AMidlothian woman switched families for a week, and tonight, America gets to watch.

Donna Deekens, who runs a tea party business, traded places with a tattooed female powerlifter from New York for an episode of ABC's "Wife Swap." The hourlong show airs tonight at 8, locally on WRIC-Channel 8.

"Contrast is what they're looking for," Deekens said of the show's producers, "and they got it with this one."

She described the experience as "a wild ride . . . quite an adventure."

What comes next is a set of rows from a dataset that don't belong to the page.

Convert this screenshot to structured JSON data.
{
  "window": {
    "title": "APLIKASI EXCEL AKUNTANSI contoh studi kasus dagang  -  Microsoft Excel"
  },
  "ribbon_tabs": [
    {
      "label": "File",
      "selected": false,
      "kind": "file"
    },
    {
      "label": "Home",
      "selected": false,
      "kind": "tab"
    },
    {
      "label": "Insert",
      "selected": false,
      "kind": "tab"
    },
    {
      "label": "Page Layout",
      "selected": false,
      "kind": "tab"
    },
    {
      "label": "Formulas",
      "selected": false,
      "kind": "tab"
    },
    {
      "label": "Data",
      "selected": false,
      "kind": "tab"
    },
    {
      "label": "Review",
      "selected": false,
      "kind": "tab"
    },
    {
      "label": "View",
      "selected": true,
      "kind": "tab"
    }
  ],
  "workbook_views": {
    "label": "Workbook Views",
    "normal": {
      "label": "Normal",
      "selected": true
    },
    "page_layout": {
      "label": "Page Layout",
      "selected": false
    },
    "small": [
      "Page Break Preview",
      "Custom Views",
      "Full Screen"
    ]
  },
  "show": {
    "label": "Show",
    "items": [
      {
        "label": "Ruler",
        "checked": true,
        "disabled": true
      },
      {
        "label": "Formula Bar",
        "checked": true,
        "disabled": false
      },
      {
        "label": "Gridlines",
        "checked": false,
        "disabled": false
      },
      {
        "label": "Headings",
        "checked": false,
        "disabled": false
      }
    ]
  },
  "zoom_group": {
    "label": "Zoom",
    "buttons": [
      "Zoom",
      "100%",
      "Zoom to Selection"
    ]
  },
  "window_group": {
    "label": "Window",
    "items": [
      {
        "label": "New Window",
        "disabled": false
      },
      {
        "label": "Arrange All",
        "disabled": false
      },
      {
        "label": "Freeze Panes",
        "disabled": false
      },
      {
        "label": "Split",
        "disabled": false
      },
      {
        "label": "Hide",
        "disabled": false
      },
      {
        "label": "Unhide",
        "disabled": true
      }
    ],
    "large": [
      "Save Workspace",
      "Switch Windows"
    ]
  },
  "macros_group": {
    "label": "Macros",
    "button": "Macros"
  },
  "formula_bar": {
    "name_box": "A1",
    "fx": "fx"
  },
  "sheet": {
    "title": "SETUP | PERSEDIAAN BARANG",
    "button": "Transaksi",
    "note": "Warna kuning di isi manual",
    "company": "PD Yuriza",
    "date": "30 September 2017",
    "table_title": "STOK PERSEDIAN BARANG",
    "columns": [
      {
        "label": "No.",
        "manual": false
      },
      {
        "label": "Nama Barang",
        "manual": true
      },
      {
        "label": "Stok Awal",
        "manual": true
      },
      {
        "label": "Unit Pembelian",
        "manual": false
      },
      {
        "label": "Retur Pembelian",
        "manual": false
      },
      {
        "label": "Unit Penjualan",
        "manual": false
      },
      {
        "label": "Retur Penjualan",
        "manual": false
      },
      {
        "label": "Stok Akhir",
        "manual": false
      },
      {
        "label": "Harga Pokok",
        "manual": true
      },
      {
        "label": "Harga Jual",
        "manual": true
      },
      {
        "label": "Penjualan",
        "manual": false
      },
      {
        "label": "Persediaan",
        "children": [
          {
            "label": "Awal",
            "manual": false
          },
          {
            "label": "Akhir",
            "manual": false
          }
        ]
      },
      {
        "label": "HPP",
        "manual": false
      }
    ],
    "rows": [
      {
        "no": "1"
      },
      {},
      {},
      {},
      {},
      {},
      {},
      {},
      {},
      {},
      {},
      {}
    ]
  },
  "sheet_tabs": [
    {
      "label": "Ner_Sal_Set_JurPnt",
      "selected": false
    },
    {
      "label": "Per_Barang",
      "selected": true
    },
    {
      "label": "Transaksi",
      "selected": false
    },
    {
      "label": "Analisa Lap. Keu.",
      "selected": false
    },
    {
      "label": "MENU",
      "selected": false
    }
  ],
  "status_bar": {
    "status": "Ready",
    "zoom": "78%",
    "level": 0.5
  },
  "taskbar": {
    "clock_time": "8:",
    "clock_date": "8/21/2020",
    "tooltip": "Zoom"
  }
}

It was an adventure she did not seek. The show's producers contacted Deekens, having found her Web site -- www.virginiateaparties.com -- and apparently felt they could build a show around someone who runs a company called Teapots, Treats & Traditions. Deekens puts on tea parties, primarily for children, and along with cups of tea and dainty sandwiches serves helpings of manners, etiquette and social graces.

She and her husband, Bill, a mortgage banker, had not seen "Wife Swap" until they were invited to apply to participate.

"It was something kind of scary, and something kind of exciting," said Deekens, the mother of two sons, Brent, 23, who was at college when the show was shot in April, and Greg, 18, a senior at James River High School. "We looked at it as . . . trying something completely different. I always think it's a good thing to learn from other people."

In this case, the other people were the McCaslins from Tribes Hill, N.Y., who live in an old elementary school and one-time mental hospital they've converted into a powerlifting gym. Their business is called Iron Asylum Gym.

Sandi McCaslin, who can lift more than 300 pounds and has a tattoo on her leg that reads, "Whatever It Takes," spent more than a week in the Deekens' suburban Midlothian home setting up tea parties. Meantime, Donna Deekens was in New York, learning all about the gym business and trying to persuade the McCaslins' two powerlifting daughters to become more feminine.

"There definitely were some tense moments," said Deekens, who was a theater major in college and worked for 20 years as the Legendary Santa's Snow Queen at Miller & Rhoads.

Looking back, Deekens said the experience was a lot of work -- extensive medical and psychological testing, a camera in her face from the moment she awoke, up to 14 hours a day of shooting -- but she found it rewarding, and not just because of the undisclosed honorarium participating families receive.

And her manners are still intact.

This week, she sent a basket of chocolates to the McCaslins.